Artikel i vetenskaplig tidskrift
Författare Lars Rasmusson
N Meredith
K E Kahnberg
Lars Sennerby
Publicerad i International journal of oral and maxillofacial surgery
Volym 27
Nummer/häfte 3
Sidor 229-35
ISSN 0901-5027
Publiceringsår 1998
Publicerad vid Odontologiska institutionen, Avdelningen för oral och maxillofacial kirurgi
Odontologiska institutionen
Sidor 229-35
Språk en
Länkar dx.doi.org/10.1016/s0901-5027(98)80...

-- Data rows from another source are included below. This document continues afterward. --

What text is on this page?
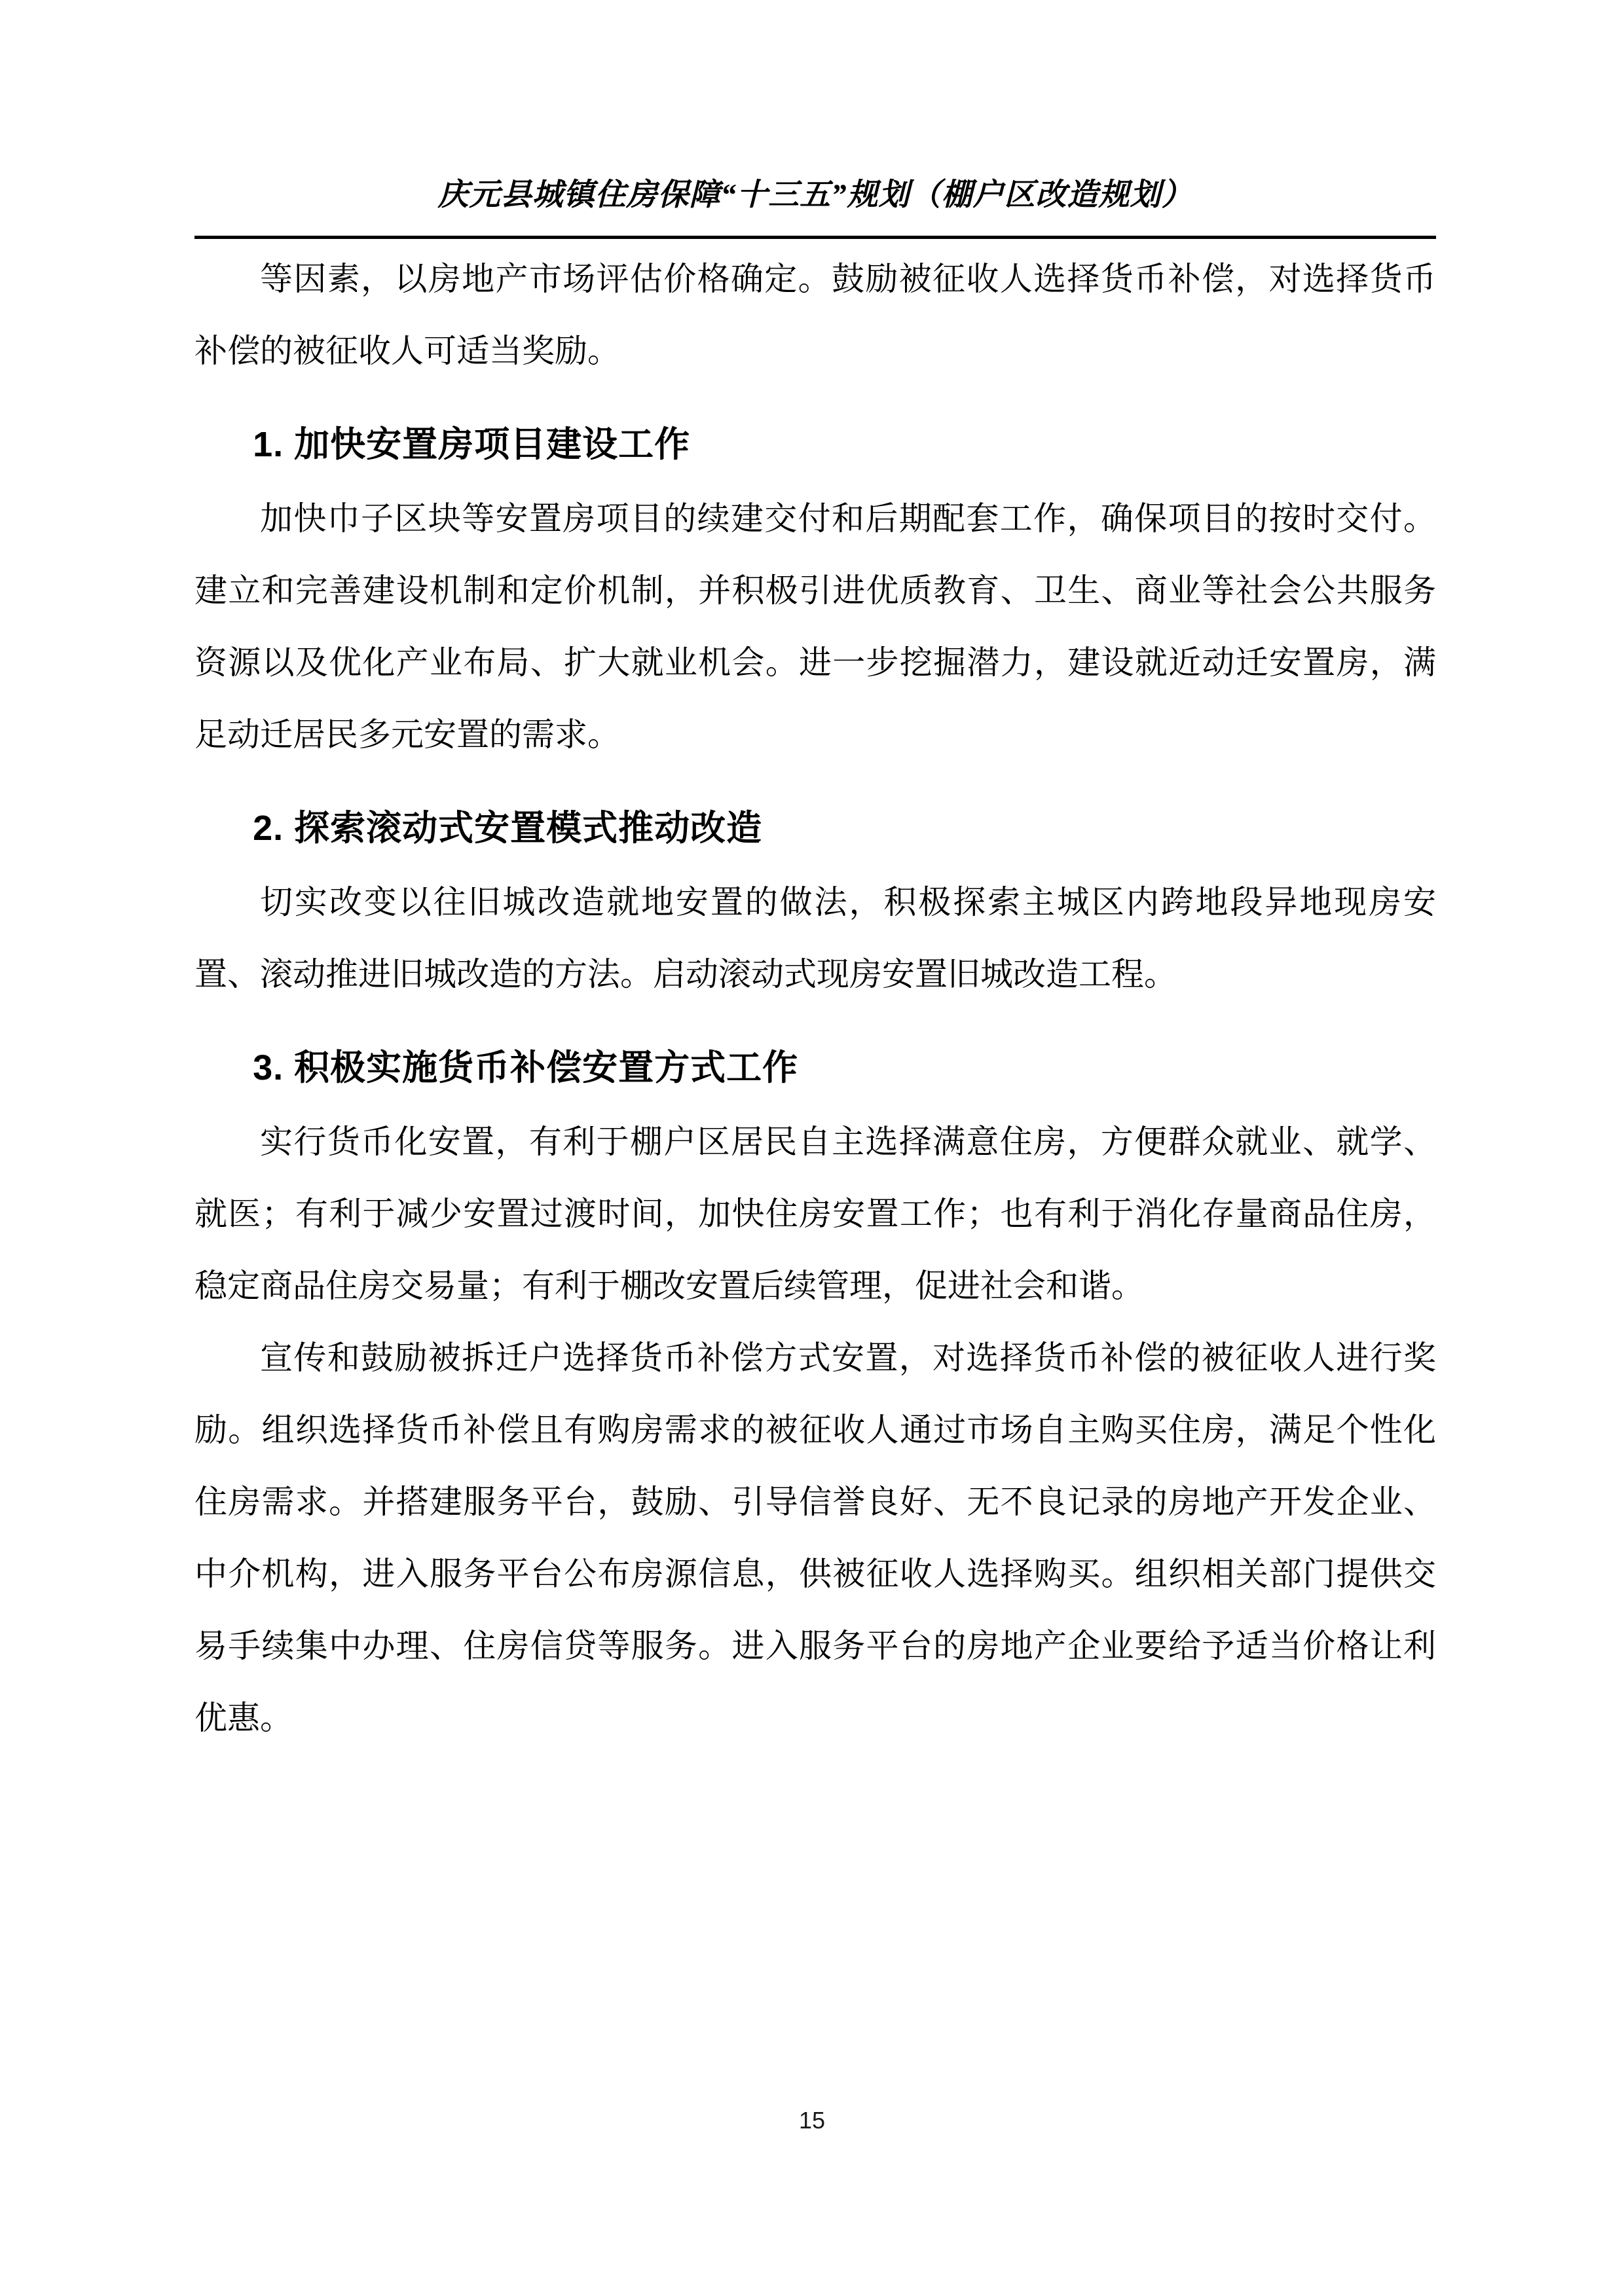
庆元县城镇住房保障“十三五”规划（棚户区改造规划）

等因素，以房地产市场评估价格确定。鼓励被征收人选择货币补偿，对选择货币补偿的被征收人可适当奖励。

1. 加快安置房项目建设工作

加快巾子区块等安置房项目的续建交付和后期配套工作，确保项目的按时交付。建立和完善建设机制和定价机制，并积极引进优质教育、卫生、商业等社会公共服务资源以及优化产业布局、扩大就业机会。进一步挖掘潜力，建设就近动迁安置房，满足动迁居民多元安置的需求。

2. 探索滚动式安置模式推动改造

切实改变以往旧城改造就地安置的做法，积极探索主城区内跨地段异地现房安置、滚动推进旧城改造的方法。启动滚动式现房安置旧城改造工程。

3. 积极实施货币补偿安置方式工作

实行货币化安置，有利于棚户区居民自主选择满意住房，方便群众就业、就学、就医；有利于减少安置过渡时间，加快住房安置工作；也有利于消化存量商品住房，稳定商品住房交易量；有利于棚改安置后续管理，促进社会和谐。

宣传和鼓励被拆迁户选择货币补偿方式安置，对选择货币补偿的被征收人进行奖励。组织选择货币补偿且有购房需求的被征收人通过市场自主购买住房，满足个性化住房需求。并搭建服务平台，鼓励、引导信誉良好、无不良记录的房地产开发企业、中介机构，进入服务平台公布房源信息，供被征收人选择购买。组织相关部门提供交易手续集中办理、住房信贷等服务。进入服务平台的房地产企业要给予适当价格让利优惠。

15
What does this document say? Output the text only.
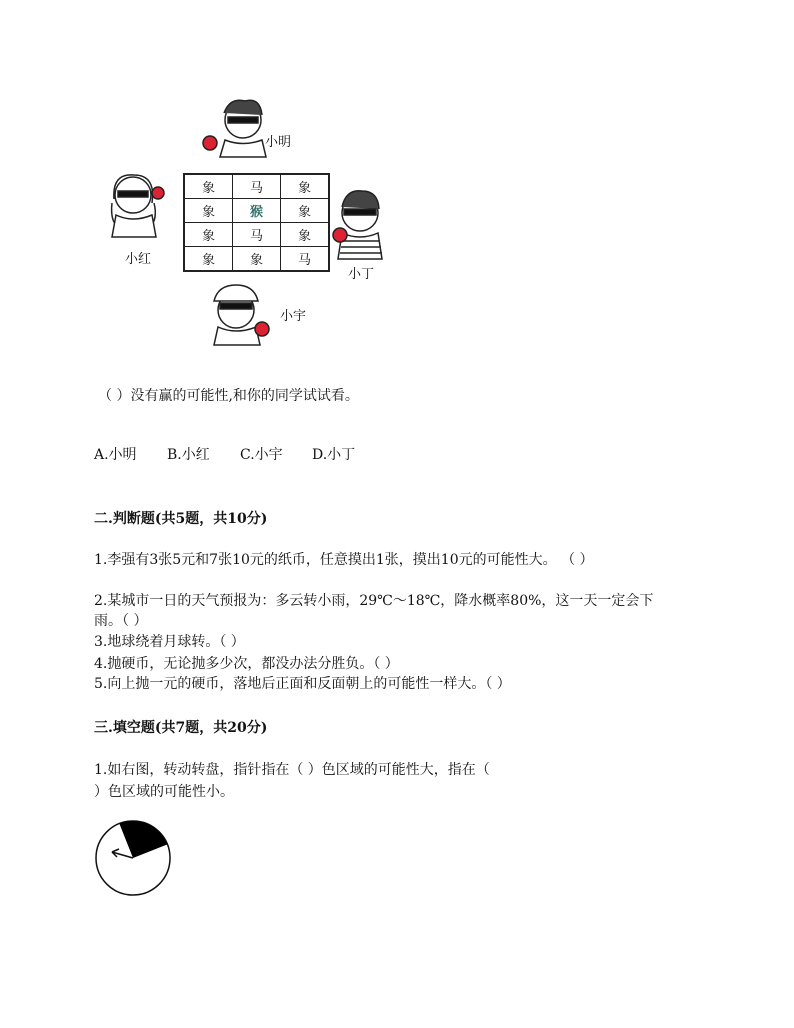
象	马	象
象	猴	象
象	马	象
象	象	马
小明
小红
小丁
小宇
（ ）没有赢的可能性,和你的同学试试看。
A.小明 B.小红 C.小宇 D.小丁
二.判断题(共5题，共10分)
1.李强有3张5元和7张10元的纸币，任意摸出1张，摸出10元的可能性大。 （ ）
2.某城市一日的天气预报为：多云转小雨，29℃～18℃，降水概率80%，这一天一定会下
雨。（ ）
3.地球绕着月球转。（ ）
4.抛硬币，无论抛多少次，都没办法分胜负。（ ）
5.向上抛一元的硬币，落地后正面和反面朝上的可能性一样大。（ ）
三.填空题(共7题，共20分)
1.如右图，转动转盘，指针指在（ ）色区域的可能性大，指在（
）色区域的可能性小。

www.ncbi.nlm.nih.gov/entrez/query.f...
Ämnesord Animals, Biomechanical Phenomena, Bone Transplantation, Dental Implants, Female, Implants, Experimental, Osseointegration, Percussion, Prosthesis Implantation, Rabbits, Skull, Tibia, Torque, Vibration
Ämneskategorier Medicinska grundvetenskaper

Sammanfattning

A disc-shaped bone graft was harvested from the calvarium in ten rabbits and anchored as an onlay bone graft, using a titanium implant, at the proximal tibial metaphysis. The contralateral tibia served as the control, where an implant was placed without a graft with the implant head at a height corresponding to the thickness of the graft on the test side. Resonance frequency measurements were performed 4, 8, 16 and 24 weeks postoperatively and removal torque measurements were performed at 24 weeks. A statistically significant higher implant stability, as assessed by resonance frequency measurements (RFM), was measured from 4 weeks throughout the 24-week period. The mean peak removal torque for the test implants was 50.4+/-10.0 Ncm and 30.0+/-6.9 Ncm for the control implants, which was a statistically significant difference. Histologically, the grafted bone was well incorporated and morphometry revealed more bone around the test implants. Calculations of shear stresses indicated that the grafted bone had similar biomechanical properties to the cortical bone of the recipient site. It is concluded that the integration of titanium implants in autogenous onlay bone grafts results in an increased biomechanical support of the implant. The use of RFM may also serve as a useful instrument for noninvasive monitoring of implant stability in vivo.